蕭一奇在外面便聽見王諾蘭的話,心中發麻,快步過來,見她只穿了中衣站在地毯上,立刻責備道:「人都抓起來了,加件衣服的時間都沒有嗎?你是不是喜歡生病?」
他拿起衣架上掛着的大衣將王諾蘭的身體裹了起來,女子身材削瘦。他看得心疼極了,為她系好腰帶與領扣,望着她紅韻未退的面頰。他揶揄地笑道:「瞧你,就像發熱一樣,下次再這樣不愛惜自己,我得懲罰你。」
王諾蘭咬了咬下唇,有些不自然地別開臉,正觸到蝦子震驚的眸光,冷斥道:「看什麼看。再看,我挖了你的眼睛!」
蝦子驚懼低頭,他只知道三皇子教導過王諾蘭禮儀。這事在皇城早就傳遍了,成為熱談,可卻怎麼也沒想到,兩人的關係竟然到了這一地步!
可轉念一想。他竟然耍了三皇子的女人。大腦一陣空白,這一刻,他是真得害怕起來,身體控制不住地發起抖。
蕭一奇卻如沒看見他似的,凝望着王諾蘭,低聲自責:「是我的錯,不應該讓十三去搜尋那車夫,沒想到。賊子竟敢光天化日地來閨房!」
王諾蘭笑道:「我應付得了,十三見過車夫。他去處理這事再好不過,這是我的決定,不怪你。
午前,她便叫十三去負責此事,十三見她呆在閨房,便放心地離去了,只是王三小姐許是下了狠心,恨不得除她而後快。
沒等蕭一奇問,王諾蘭便簡單地將蝦子的事情說了。蕭一奇的臉色越來越鐵青,驀然問道:「剛才過來的那幾個女人,都是誰家的,還記得嗎?
王諾蘭柳眉輕擰,那些人,她並不認識。
「不用了,今天誰來過王府,我回去一查便知,只要封了她們的口,其他麻煩事便不會有。」蕭一奇說着,喝道,「來人!」
「等等。」王諾蘭拉了拉他的衣袖,「我雖不識,卻記得她們的相貌。
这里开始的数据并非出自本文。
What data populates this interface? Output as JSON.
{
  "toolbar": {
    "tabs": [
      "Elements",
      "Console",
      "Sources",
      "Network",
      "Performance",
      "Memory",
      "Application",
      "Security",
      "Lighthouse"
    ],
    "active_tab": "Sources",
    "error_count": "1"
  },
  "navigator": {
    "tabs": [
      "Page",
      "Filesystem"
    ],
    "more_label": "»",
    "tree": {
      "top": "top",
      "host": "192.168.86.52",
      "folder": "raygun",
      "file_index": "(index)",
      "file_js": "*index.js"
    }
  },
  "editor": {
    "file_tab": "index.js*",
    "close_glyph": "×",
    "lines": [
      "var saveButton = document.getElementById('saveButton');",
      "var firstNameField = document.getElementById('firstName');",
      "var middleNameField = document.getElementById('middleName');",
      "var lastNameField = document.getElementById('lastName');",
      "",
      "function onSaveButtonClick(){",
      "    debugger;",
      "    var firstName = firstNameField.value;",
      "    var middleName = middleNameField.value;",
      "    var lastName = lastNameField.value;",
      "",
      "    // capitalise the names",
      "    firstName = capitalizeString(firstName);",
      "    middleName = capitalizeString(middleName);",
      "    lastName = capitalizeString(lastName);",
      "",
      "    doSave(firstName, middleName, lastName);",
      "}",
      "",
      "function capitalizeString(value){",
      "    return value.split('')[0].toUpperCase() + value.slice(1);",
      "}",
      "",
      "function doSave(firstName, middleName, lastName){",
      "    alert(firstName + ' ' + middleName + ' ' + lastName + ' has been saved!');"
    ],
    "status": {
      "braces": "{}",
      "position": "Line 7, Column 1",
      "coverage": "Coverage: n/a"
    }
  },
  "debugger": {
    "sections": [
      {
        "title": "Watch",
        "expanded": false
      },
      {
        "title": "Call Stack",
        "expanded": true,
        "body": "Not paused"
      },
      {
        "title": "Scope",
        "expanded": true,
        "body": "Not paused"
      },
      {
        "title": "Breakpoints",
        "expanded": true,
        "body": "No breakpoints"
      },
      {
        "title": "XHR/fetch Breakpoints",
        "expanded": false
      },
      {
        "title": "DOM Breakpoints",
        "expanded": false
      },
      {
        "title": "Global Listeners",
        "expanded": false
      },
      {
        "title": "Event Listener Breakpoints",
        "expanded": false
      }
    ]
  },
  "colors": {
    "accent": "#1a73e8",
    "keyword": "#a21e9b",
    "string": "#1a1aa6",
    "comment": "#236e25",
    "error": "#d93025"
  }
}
」
她憑着過目不忘的本事,將那幾個女人的相貌、髮型、衣着打扮詳詳細細地說了,蕭一奇這些年表面上不問朝事,實則,以他的聰明,凡是見過的人,都不會忘記。
比如說,三姨娘,在他面前,算是個小人物了,可他卻一直記着。
聽王諾蘭說了後,這幾名女人來自於哪幾座府弟,他心中已經有了數,沖十六說道:「安排下去,立刻令這幾人乖乖地給我閉上嘴,誰要敢亂說出去一個字,我要她消失在皇城!」
他的聲音不大,很是低沉,可渾身散發的高高在上的冷漠高貴,睥睨天下的狂勢,卻是半點沒有減少。
王諾蘭心頭一暖,這事,她原本沒放在心上。
那些人怎麼說是她們的事,沒有證據,什麼都算不上,畢竟,今天的事情,也就幾個人看見了,而不像王家四小姐的事,幾乎整個上層都親眼目睹了。可蕭一奇這樣的處理方式,她更滿意。
十六領命而去,房內出現了片刻的沉默,突然,春梅疑惑地問道:「這是什麼味道?」她掩住口鼻,朝怪味處找去。